Tre le persone arrestate e beni per oltre 700 mila euro sequestrati ai 151 soggetti indagati
La Guardia di Finanza di Reggio Calabria ha arrestato tre persone e posto sotto sequestro beni per oltre 700 mila euro nei confronti di 151 soggetti indagati per reati di associazione a delinquere, truffa ai danni dello Stato, falso, sostituzione di persona, accesso abusivo a sistema informatico.
Le indagini, partite nel 2019, hanno permesso di scoprire un’articolata associazione a delinquere dedita alla commissione di condotte illecite che hanno causato un danno all’Agenzia delle Entrate, consentendo agli indagati di percepire rimborsi IRPEF non spettanti.
Una segnalazione della Direzione Provinciale dell’Agenzia delle Entrate di Reggio Calabria, metteva in evidenza diverse anomalie sulla compilazione di alcune dichiarazioni fiscali, ha portato le Fiamme Gialle reggine ad indagare, ed è stato scopeto che gli arrestati acquisivano le credenziali di accesso ai servizi telematici dei contribuenti, o tramite il coinvolgimento di pubblici ufficiali infedeli o ottenute mediante la diretta comunicazione da parte dei contribuenti stessi, molti ignari del loro coinvolgimento, in questo modo riuscivano a sostituirsi a questi ultimi, a inserire le relative dichiarazioni, a gestire le pratiche di rimborso e a verificarne il buon esito.
L’organizzazione era di tipo verticistico, con a capo i tre arrestati, quindi c’erano altri soggetti “intermediari” che avevano il compito di “procacciare” i contribuenti da coinvolgere, agendo secondo una precisa spartizione territoriale, ed infine alcuni contribuenti che, dietro la proposta di denaro facile sotto forma di rimborsi, accettavano fornire i propri dati personali, le credenziali di accesso al portale dell’Agenzia delle Entrate e la documentazione necessaria alla presentazione delle dichiarazioni fiscali fraudolente.
Questi ultimi erano selezionati tra parenti o amici degli stessi procacciatori o nell’ambito di intere categorie di soggetti come alcune associazioni di pescatori dell’area tirrenica, i dipendenti di alcune società a partecipazione statale e i dipendenti di talune aziende operanti in aree portuali calabresi.
Gli organizzatori del meccanismo fraudolento provvedevano ad alterare le dichiarazioni fiscali attraverso diverse modalità, quali l’indicazione, nell’elenco dei familiari a carico, di soggetti (coniuge, figlio, figlio con disabilità) appartenenti di fatto ad altro nucleo familiare e/o comunque non riconducibili al dichiarante, ovvero di cittadini italiani cancellati dall’Anagrafe dei comuni italiani e iscritti all’A.I.R.E (Anagrafe Italiani Residenti all’Estero); l’inserimento di spese sanitarie, spesso anche di ingente entità, inesistenti e/o non giustificabili dal dichiarante; la richiesta di rimborsi IRPEF in relazione a ritenute fittiziamente subite con riguardo a redditi falsamente percepiti.
I vertici del sodalizio, per non essere individuati, adottavano una serie di accorgimenti, come ad esempio, l’assenza di contatti diretti con i contribuenti finali, in modo da salvaguardare la propria identità, oppure l’utilizzo di una rete di operatori CAF inesistenti dislocati sul territorio con l’apertura di veri e propri centri di raccolta che, accreditati presso sigle sindacali nazionali, nei fatti si rivelavano invece fittizi e servivano solo alla trasmissione dei modelli dichiarativi fraudolenti.
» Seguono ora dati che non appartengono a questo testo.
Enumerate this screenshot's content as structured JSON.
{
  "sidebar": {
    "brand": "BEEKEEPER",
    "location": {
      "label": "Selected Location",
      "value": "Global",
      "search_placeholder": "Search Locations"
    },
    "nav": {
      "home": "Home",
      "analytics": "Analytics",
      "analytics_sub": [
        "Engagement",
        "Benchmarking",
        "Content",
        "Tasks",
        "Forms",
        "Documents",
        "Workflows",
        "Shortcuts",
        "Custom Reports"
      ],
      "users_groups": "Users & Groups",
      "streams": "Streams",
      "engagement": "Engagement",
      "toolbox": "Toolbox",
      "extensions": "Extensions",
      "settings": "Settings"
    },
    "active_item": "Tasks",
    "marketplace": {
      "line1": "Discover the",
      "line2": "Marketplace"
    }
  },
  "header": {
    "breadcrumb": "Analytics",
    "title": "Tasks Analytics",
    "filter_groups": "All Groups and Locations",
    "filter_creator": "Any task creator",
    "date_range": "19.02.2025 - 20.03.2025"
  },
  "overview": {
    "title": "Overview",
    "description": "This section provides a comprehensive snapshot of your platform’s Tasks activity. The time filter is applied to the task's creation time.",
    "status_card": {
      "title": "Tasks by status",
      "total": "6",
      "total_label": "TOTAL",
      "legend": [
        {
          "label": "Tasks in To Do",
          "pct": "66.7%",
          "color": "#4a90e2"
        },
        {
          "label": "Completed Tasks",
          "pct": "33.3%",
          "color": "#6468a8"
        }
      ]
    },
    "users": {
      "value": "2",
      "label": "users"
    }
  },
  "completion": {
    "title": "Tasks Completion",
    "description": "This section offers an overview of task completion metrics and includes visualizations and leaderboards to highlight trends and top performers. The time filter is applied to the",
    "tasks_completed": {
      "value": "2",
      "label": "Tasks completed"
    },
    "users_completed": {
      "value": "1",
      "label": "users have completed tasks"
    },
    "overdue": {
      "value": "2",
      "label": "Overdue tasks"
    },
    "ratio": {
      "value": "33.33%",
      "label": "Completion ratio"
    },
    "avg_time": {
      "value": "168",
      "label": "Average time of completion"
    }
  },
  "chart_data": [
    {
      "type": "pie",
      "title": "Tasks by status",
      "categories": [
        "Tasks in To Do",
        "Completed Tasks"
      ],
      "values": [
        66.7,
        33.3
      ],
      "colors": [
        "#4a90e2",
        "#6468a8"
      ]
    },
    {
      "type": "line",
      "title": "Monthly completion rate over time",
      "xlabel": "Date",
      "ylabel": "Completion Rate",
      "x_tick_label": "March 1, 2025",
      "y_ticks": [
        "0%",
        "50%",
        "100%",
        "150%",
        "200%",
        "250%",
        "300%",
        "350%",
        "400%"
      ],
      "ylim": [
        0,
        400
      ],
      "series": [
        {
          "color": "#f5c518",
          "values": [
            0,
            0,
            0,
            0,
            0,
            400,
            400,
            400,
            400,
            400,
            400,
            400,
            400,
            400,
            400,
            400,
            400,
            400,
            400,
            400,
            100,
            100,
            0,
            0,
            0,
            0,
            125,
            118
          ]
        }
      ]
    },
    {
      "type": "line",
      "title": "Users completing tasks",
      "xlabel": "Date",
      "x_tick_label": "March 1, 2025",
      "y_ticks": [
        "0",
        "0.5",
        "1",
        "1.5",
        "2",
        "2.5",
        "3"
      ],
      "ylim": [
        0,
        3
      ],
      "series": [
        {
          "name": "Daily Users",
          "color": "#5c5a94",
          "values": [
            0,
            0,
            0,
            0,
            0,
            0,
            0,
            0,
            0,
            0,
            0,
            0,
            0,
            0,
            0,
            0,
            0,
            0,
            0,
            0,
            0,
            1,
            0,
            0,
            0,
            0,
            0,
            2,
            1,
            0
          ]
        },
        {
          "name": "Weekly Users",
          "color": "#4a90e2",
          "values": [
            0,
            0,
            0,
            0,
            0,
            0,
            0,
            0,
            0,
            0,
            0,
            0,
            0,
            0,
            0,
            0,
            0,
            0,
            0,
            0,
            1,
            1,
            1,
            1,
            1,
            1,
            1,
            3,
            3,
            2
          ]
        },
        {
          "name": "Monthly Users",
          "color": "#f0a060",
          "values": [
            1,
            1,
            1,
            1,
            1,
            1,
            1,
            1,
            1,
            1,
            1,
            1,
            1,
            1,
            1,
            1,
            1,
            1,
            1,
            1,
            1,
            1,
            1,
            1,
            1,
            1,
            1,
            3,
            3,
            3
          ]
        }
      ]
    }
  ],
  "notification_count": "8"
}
Inoltre, allo scopo di ridurre al massimo il rischio di essere scoperti, il rimborso indebitamente richiesto e ottenuto veniva sempre limitato ad una somma inferiore a euro 4.000, che è poi il limite oltre il quale è prevista l’attivazione delle procedure automatizzate di controllo in tema di dichiarazioni dei redditi.
Questo sistema, che nel tempo si era ramificato su un vasto territorio della provincia di Reggio Calabria, aveva raggiunto una portata talmente ampia da attirare anche l’attenzione di alcune cosche di ‘ndrangheta, in particolare di quella dei Pisano detti “i Diavoli”, egemone nella piana di Gioia Tauro, tanto che per ogni rimborso non dovuto, ciascun soggetto restituiva al sodalizio il 40% del percepito, trattenendo per sé il restante 60%.
In tutto sono stati trovati 1.200 modelli dichiarativi infedeli, relativi agli anni di imposta dal 2016 al 2022, che hanno consentito indebiti rimborsi per un importo complessivo pari ad oltre 700 mila euro.